JEROME B. FRIEDMAN, District Judge.

Currently before the court is the defendant’s motion to dismiss for lack of subject matter jurisdiction, or, in the alternative, for failure to state a claim for which relief can be granted. After examination of the briefs and record, this court determines oral argument is unnecessary because the facts and legal arguments are adequately presented, and the decisional process would not be significantly aided by oral argument. The court, for the reasons set out fully herein, GRANTS the defendant’s motion to dismiss.

I. Factual Background

The plaintiff, Farideh Bayat, is a native of Iran and a lawful permanent resident of the United States. She applied for naturalization in 2006, but her application was denied on October 2, 2007, and such denial was administratively affirmed by the United States Citizenship and Immigration Service (“USCIS”) on December 6, 2007. The stated justification of denial of the plaintiffs application for naturalization was the fact that she had been convicted in 1995, following a plea of guilty, of grand larceny, in violation of Va.Code Ann. § 18.2-95. Such conviction, imposed in the Circuit Court for the City of Virginia Beach, Virginia, constitutes an “aggravated felony” under federal immigration law, and therefore bars approval of the plaintiffs naturalization application. See 8 U.S.C. § 1427(a)(3) (requiring “good moral character” in applicants for naturalization); 8 U.S.C. § 1101(f)(8) (precluding a finding of “good moral character” if the applicant has been convicted of an “aggravated felo *800 ny”); 8 U.S.C. § 1101(a)(43)(G) (including among “aggravated felonies” those theft offenses with a term of imprisonment of at least one year).
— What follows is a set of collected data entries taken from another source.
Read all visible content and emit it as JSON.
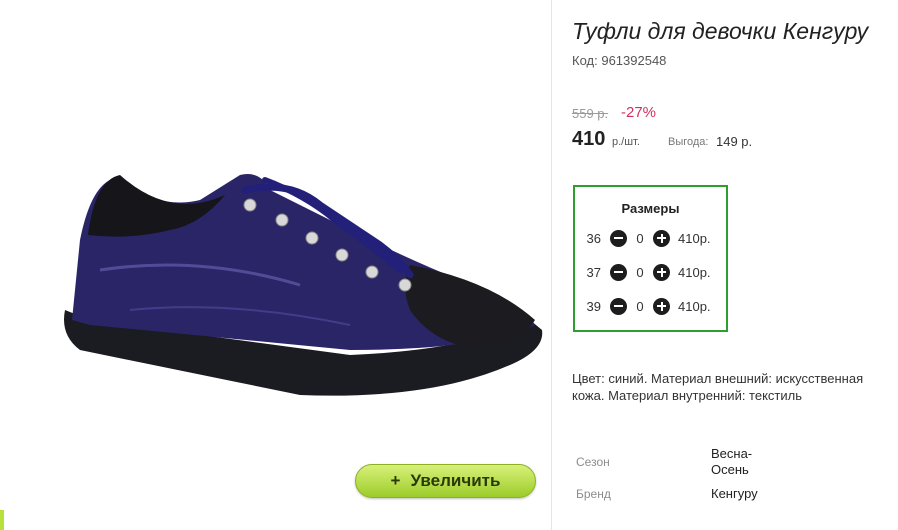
{
  "product": {
    "title": "Туфли для девочки Кенгуру",
    "code_label": "Код:",
    "code": "961392548",
    "old_price": "559 р.",
    "discount": "-27%",
    "price": "410",
    "price_unit": "р./шт.",
    "savings_label": "Выгода:",
    "savings_value": "149 р."
  },
  "gallery": {
    "zoom_label": "Увеличить",
    "zoom_icon": "plus-icon",
    "image": "blue-patent-sneaker"
  },
  "sizes": {
    "title": "Размеры",
    "rows": [
      {
        "size": "36",
        "qty": "0",
        "price": "410р."
      },
      {
        "size": "37",
        "qty": "0",
        "price": "410р."
      },
      {
        "size": "39",
        "qty": "0",
        "price": "410р."
      }
    ]
  },
  "description": "Цвет: синий. Материал внешний: искусственная кожа. Материал внутренний: текстиль",
  "specs": [
    {
      "label": "Сезон",
      "value": "Весна-\nОсень"
    },
    {
      "label": "Бренд",
      "value": "Кенгуру"
    }
  ],
  "colors": {
    "accent_green": "#2e9e2e",
    "discount": "#d32f5f",
    "zoom_button": "#b5e03a"
  }
}
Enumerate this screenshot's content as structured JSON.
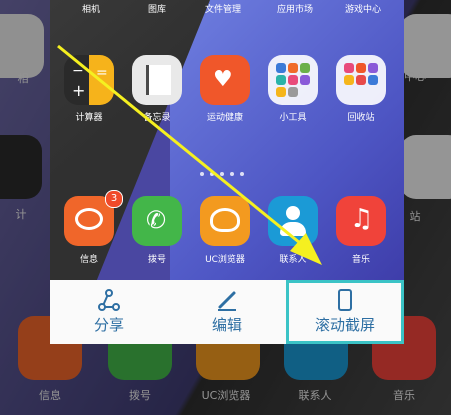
{
  "preview": {
    "top_labels": [
      "相机",
      "图库",
      "文件管理",
      "应用市场",
      "游戏中心"
    ],
    "row1": [
      {
        "name": "calculator",
        "label": "计算器",
        "color": "#2a2a2a"
      },
      {
        "name": "notes",
        "label": "备忘录",
        "color": "#e9e9e9"
      },
      {
        "name": "health",
        "label": "运动健康",
        "color": "#f0572a"
      },
      {
        "name": "tools",
        "label": "小工具",
        "color": "#ffffff"
      },
      {
        "name": "recycle",
        "label": "回收站",
        "color": "#ffffff"
      }
    ],
    "badge_count": "3",
    "row2": [
      {
        "name": "messages",
        "label": "信息",
        "color": "#f0662a"
      },
      {
        "name": "phone",
        "label": "拨号",
        "color": "#43b649"
      },
      {
        "name": "uc-browser",
        "label": "UC浏览器",
        "color": "#f39a1f"
      },
      {
        "name": "contacts",
        "label": "联系人",
        "color": "#1b9ad6"
      },
      {
        "name": "music",
        "label": "音乐",
        "color": "#f0433a"
      }
    ]
  },
  "actions": {
    "share": "分享",
    "edit": "编辑",
    "scroll_screenshot": "滚动截屏"
  },
  "background": {
    "labels_bottom": [
      "信息",
      "拨号",
      "UC浏览器",
      "联系人",
      "音乐"
    ],
    "partial_left": [
      "相",
      "计"
    ],
    "partial_right": [
      "中心",
      "站"
    ]
  },
  "colors": {
    "highlight": "#3bc3c6",
    "action_text": "#2e6fa3",
    "arrow": "#f5f020"
  }
}
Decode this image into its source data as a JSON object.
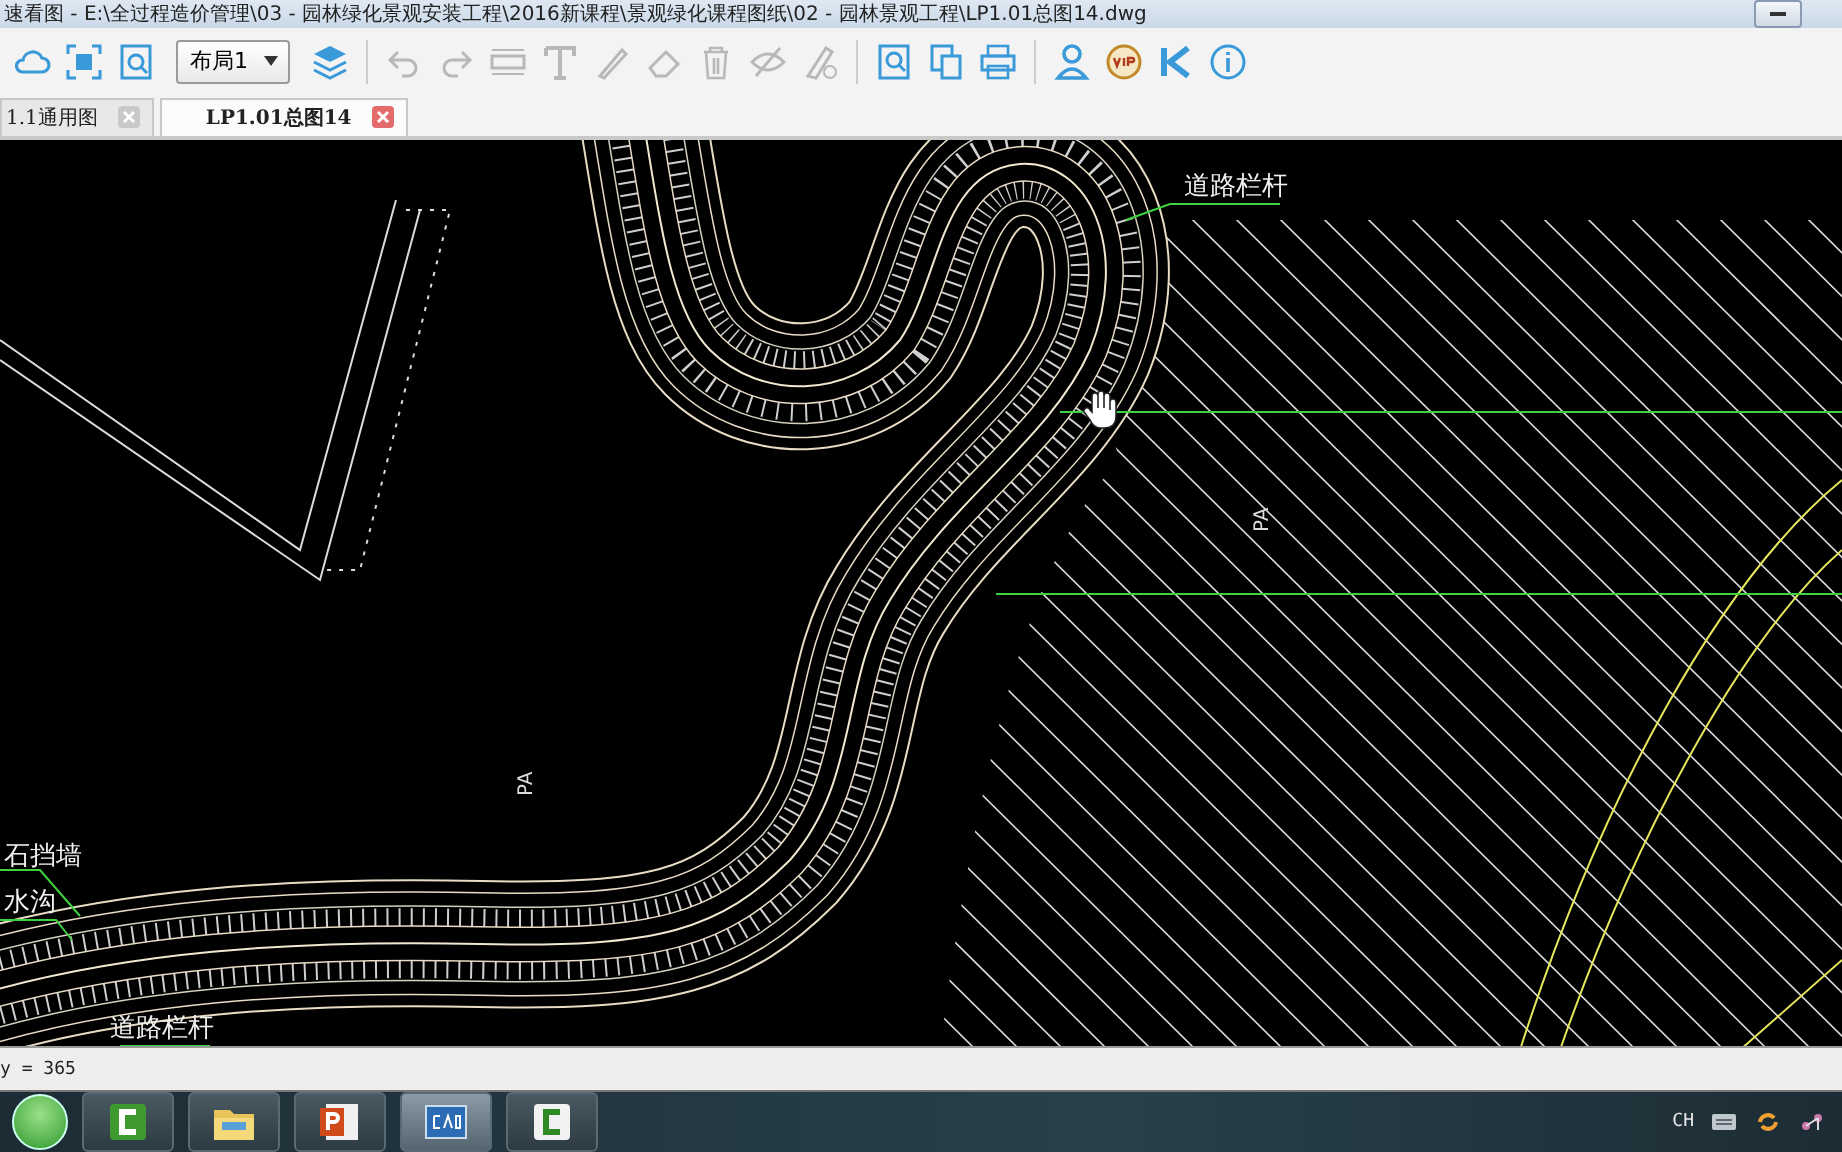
{
  "window": {
    "title": "速看图 - E:\\全过程造价管理\\03 - 园林绿化景观安装工程\\2016新课程\\景观绿化课程图纸\\02 - 园林景观工程\\LP1.01总图14.dwg"
  },
  "toolbar": {
    "layout_dropdown": "布局1"
  },
  "tabs": [
    {
      "label": "1.1通用图",
      "selected": false
    },
    {
      "label": "LP1.01总图14",
      "selected": true
    }
  ],
  "drawing": {
    "labels": [
      {
        "text": "道路栏杆"
      },
      {
        "text": "PA"
      },
      {
        "text": "PA"
      },
      {
        "text": "石挡墙"
      },
      {
        "text": "水沟"
      },
      {
        "text": "道路栏杆"
      }
    ]
  },
  "status_bar": {
    "text": "y = 365"
  },
  "taskbar": {
    "language": "CH"
  }
}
The plaintiffs guilty plea to the charge of grand larceny was memorialized in a plea agreement signed by her and the attorney representing the Commonwealth of Virginia. Exhibit 2 to Defendant’s Motion to Dismiss. It was also supported by a signed acknowledgment in which the plaintiff indicated that she understood the nature of the charges against her and was pleading guilty because she was in fact guilty of the offense of grand larceny. Exhibit 3 to Defendant’s Motion to Dismiss.

II. Procedural History

On February 6, 2008, the plaintiff filed a petition for a writ of error comm nobis, seeking to have this court vacate her state court conviction for grand larceny and thereafter that her application for naturalization be approved. In her petition, the plaintiff alleges that, at the time of her guilty plea to the grand larceny charge, she received ineffective assistance of counsel from three separate attorneys and that she is actually innocent of the offense of conviction. The defendant filed the instant motion to dismiss on April 14, 2008, contending that this court lacks jurisdiction to vacate a state court judgment, and, alternatively, that the plaintiff is statutorily barred from establishing “good moral character” as a result of her plea of guilty and conviction of grand larceny. 1

The plaintiff, after obtaining an extension of time in which to respond to the defendant’s motion, filed a response brief on May 5, 2008, contending that coram nobis is a valid means by which this court may vacate the state court conviction. The defendant submitted a rebuttal brief in support of its motion on May 7, 2008. The matter is therefore ripe for consideration.

III. Standard of Review

A motion to dismiss pursuant to Federal Rule of Civil Procedure 12(b)(1) for lack of subject matter jurisdiction may attack the complaint on its face, in that the complaint fails to allege facts upon which the court can base jurisdiction, or it may attack the truth of any underlying jurisdictional allegations contained in the complaint. Adams v. Bain, 697 F.2d 1213, 1219 (4th Cir.1982). Where, as here, the defendant attacks the sufficiency of the complaint, the court is required to accept all of the complaint’s factual allegations as true. Allen v. College of William & Mary, 245 F.Supp.2d 777, 783.

IV. Discussion

Because the defendant challenges this court’s jurisdiction over the subject matter involved in this claim, it is proper to determine whether such jurisdiction exists. Because the court finds that it lacks subject matter jurisdiction over the plaintiffs claim, it declines to rule on whether the claim is subject to dismissal under Rule 12(b)(6). The plaintiff contends that the All Writs Act, 28 U.S.C. § 1651, authorizes this court to grant her a writ of coram nobis, vacating the judgment of the Circuit Court for the City of Virginia Beach with respect to the conviction entered against her in that court on September 26, 1995, for grand larceny. However, the plaintiff cites no cases in support of her claim that a federal court has jurisdiction to vacate a state court conviction.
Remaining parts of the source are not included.